I know I've said this before. But reading Junot Diaz's The Brief Wondrous Life of Oscar Wao just brought that lesson back home.
Your narrative voice not only creates the world in which your fiction operates, it defines the boundaries of that world. This doesn't just apply to what the narrator can realistically know or not know (this is especially an issue in the case of first-person narration, when the narrator is also an actor in the story). The even larger issue is what the narrator can and cannot do. And it's the nature of the voice itself that establishes those parameters.
In Wao, Diaz's narrator, Yunior, possesses a wide-ranging intellect, a powerful and outraged sense of history, a dark and hilarious sense of humor, and a command of many languages--not just English and Spanish, but academic-ese, science-fiction geek-speak, 1980s New Jersey teenager, and a bunch of others. Bakhtin would have really loved this guy.
The voice so energetic and captivating, we as readers will let Yunior take us anywhere. We'll read lengthy footnotes on the history of the Dominican Republic and long passages of what attendees at a lesser sort of workshop would criticize as summary (no, don't tell us what happened to Oscar's mother, show us!). Well, he does get around to showing eventually, but there's lots of telling first--and the telling is fascinating because of the voice. The story isn't separate from the voice; the voice is the story, and the story's requirements made the voice.

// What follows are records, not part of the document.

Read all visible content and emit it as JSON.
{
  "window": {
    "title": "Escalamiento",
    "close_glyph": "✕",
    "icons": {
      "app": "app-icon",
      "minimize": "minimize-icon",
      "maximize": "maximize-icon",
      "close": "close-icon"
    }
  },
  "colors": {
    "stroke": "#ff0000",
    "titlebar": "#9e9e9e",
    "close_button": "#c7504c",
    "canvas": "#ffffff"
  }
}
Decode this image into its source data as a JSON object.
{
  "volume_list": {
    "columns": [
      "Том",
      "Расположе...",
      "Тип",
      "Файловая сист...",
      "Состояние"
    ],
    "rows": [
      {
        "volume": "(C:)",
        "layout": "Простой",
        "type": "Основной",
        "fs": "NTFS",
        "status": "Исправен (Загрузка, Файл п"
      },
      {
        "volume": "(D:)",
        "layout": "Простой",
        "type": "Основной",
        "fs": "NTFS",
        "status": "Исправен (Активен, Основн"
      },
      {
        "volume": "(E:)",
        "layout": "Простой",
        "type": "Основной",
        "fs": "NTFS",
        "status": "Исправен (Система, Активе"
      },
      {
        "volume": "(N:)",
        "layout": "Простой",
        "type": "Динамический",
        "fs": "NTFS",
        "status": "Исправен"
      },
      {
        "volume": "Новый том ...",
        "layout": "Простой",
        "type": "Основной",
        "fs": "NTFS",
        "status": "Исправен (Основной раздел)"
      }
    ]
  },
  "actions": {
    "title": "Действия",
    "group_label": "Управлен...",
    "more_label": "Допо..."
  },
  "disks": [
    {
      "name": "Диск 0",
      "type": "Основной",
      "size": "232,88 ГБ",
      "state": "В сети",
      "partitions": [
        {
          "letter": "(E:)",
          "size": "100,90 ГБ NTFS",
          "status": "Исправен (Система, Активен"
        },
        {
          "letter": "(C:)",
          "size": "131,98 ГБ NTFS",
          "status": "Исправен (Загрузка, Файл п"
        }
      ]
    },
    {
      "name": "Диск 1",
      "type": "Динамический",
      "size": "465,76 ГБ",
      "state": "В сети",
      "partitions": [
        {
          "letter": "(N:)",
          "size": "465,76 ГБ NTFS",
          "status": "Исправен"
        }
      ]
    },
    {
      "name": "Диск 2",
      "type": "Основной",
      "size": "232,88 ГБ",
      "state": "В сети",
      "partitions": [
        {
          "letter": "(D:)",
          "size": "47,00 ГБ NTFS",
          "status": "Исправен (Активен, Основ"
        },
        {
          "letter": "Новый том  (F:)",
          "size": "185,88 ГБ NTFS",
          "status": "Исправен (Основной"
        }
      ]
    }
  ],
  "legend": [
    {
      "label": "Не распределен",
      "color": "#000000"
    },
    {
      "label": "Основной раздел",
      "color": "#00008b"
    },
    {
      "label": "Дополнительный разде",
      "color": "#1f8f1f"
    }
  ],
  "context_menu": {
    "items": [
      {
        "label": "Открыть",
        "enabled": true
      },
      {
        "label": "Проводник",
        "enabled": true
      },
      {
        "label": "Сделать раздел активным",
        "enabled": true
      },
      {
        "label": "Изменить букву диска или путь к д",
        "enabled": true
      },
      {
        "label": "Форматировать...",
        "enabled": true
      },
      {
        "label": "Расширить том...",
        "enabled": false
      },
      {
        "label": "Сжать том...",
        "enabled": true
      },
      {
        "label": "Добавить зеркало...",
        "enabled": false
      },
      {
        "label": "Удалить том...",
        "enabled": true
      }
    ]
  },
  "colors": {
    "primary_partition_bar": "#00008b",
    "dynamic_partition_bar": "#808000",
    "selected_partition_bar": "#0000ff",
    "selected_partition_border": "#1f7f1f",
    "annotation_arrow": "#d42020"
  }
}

How does Diaz do it? I mean, aside from being brilliant. That helps. But as authors, we can all be more aware of what our story needs its voice to do. There is no law against summaries and histories in fiction; the law is to make them interesting--which you must do via the voice.
Now, not every narrative voice is as prominent as Yunior's; many authors take a more minimalist or transparent approach to storytelling. But those voices may not be as capacious--the straightforward, "I'm-not-really-here" narrative voice would, I think, have a harder time inserting long passages of history into a fictional narrative, because they'd come off as dry and boring. That's not to disparage the minimalist style; it doesn't seek the kind of capacity I'm talking about in the first place. But if you need greater range in your story, your voice needs greater range, too: so give it more bravado, more curiosity, more offbeat humor, more fury. The more distinctive the voice, the more places it can go.